Trezor Suite Verify and Install 🔗

These scripts can be used to verify and install Trezor Suite on Linux.

The scripts will allow you to easily verify and install another version of Trezor Suite whenever needed.

All of the Trezor source code is open source including the firmware on device, but they recently partnered with Wasabi Wallet and integrated their CoinJoin implementation which sends data to blockchain analysis companies. If this is a concern for you, then never connect your Trezor or any of your other bitcoin wallets to any of Trezor's nodes within Trezor Suite or don't use a Trezor device at all. When connecting your wallet to a node you expose your xpub to the node which means they can derive and view any public address that you will ever use with the wallet. This means Trezor can potentially share this with Wasabi who can then potentially share this with blockchain analysis companies (not saying this is happening but there's a possibility it can). If you prefer to not use a Trezor, then look into using a Ledger which runs closed source firmware (not ideal) or a Coldcard which has viewable, editable, and verifiable source code and only supports Bitcoin.

🐒 Check out the Code Monkeys Blog!

🎥 Subscribe to the Code Monkeys YouTube Channel!

Verify the Scripts ✔️

Before running the verification and installation scripts for Trezor Suite you should verify the scripts.
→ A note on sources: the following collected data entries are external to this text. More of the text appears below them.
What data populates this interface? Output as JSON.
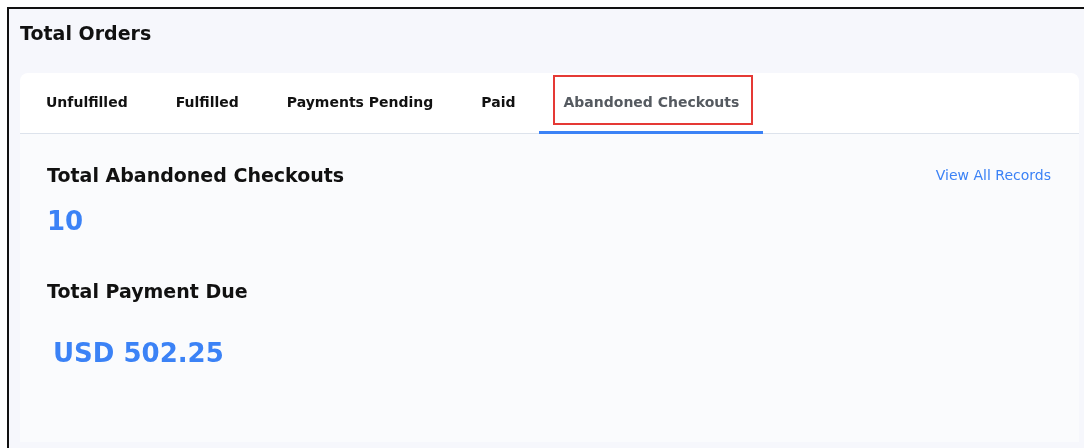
{
  "title": "Total Orders",
  "tabs": [
    {
      "label": "Unfulfilled",
      "selected": false,
      "highlighted": false
    },
    {
      "label": "Fulfilled",
      "selected": false,
      "highlighted": false
    },
    {
      "label": "Payments Pending",
      "selected": false,
      "highlighted": false
    },
    {
      "label": "Paid",
      "selected": false,
      "highlighted": false
    },
    {
      "label": "Abandoned Checkouts",
      "selected": true,
      "highlighted": true
    }
  ],
  "summary": {
    "heading": "Total Abandoned Checkouts",
    "link": "View All Records",
    "count": "10",
    "payment_heading": "Total Payment Due",
    "payment_amount": "USD 502.25"
  }
}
This will minimize the possibility of the scripts being compromised. To perform the verification you'll need to have gnupg and curl installed which are most likely already installed on your system, but if not here's how to install them:

gpg

Arch

sudo pacman -S gnupg

Debian/Ubuntu

sudo apt install -y gnupg

curl

Arch

sudo pacman -S curl

Debian/Ubuntu

sudo apt install -y curl

Now you need to import the public key that signed the manifest file which you can do by running the following command:

curl https://keybase.io/codemonkeystech/pgp_keys.asc | gpg --import

You're now ready to verify the manifest file. You will need to have the trezor-suite-verify-and-install-manifest.sha512sum and the trezor-suite-verify-and-install-manifest.sha512sum.asc files which should be in the same directory as the scripts from downloading the repository.

To verify the manifest file run the following command:

gpg --verify trezor-suite-verify-and-install-manifest.sha512sum.asc

You should see the following if the verification was successful:

gpg: assuming signed data in 'trezor-suite-verify-and-install-manifest.sha512sum'
gpg: Signature made Wed 10 May 2023 11:40:35 AM EDT
gpg:                using RSA key FCFFD7771CCA9DC3A75EB51AD70C28777CBE04A5
gpg: Good signature from "Jay the Code Monkey <[email protected]>" [ultimate]
gpg:                 aka "Jay the Code Monkey <[email protected]>" [ultimate]
gpg:                 aka "[jpeg image of size 3958]" [ultimate]
Primary key fingerprint: B7E6 FB94 A589 876C CFC2  1E4B 1E07 E75C 19F1 AE0E
     Subkey fingerprint: FCFF D777 1CCA 9DC3 A75E  B51A D70C 2877 7CBE 04A5

Unless you tell GnuPG to trust the key, you'll see a warning similar to the following:

gpg: WARNING: This key is not certified with a trusted signature!
gpg:          There is no indication that the signature belongs to the owner.

This warning means that the key is not certified by another third party authority. If the downloaded file was a fake, then the signature verification process would fail and you would be warned that the fingerprints don't match.

When you get a warning like this it's also good practice to check the key against other sources, e.g., the Code Monkeys Keybase or the Code Monkeys Blog.

You have now verified the signature of the manifest file which ensures the integrity and authenticity of the file but not the verification and installation scripts.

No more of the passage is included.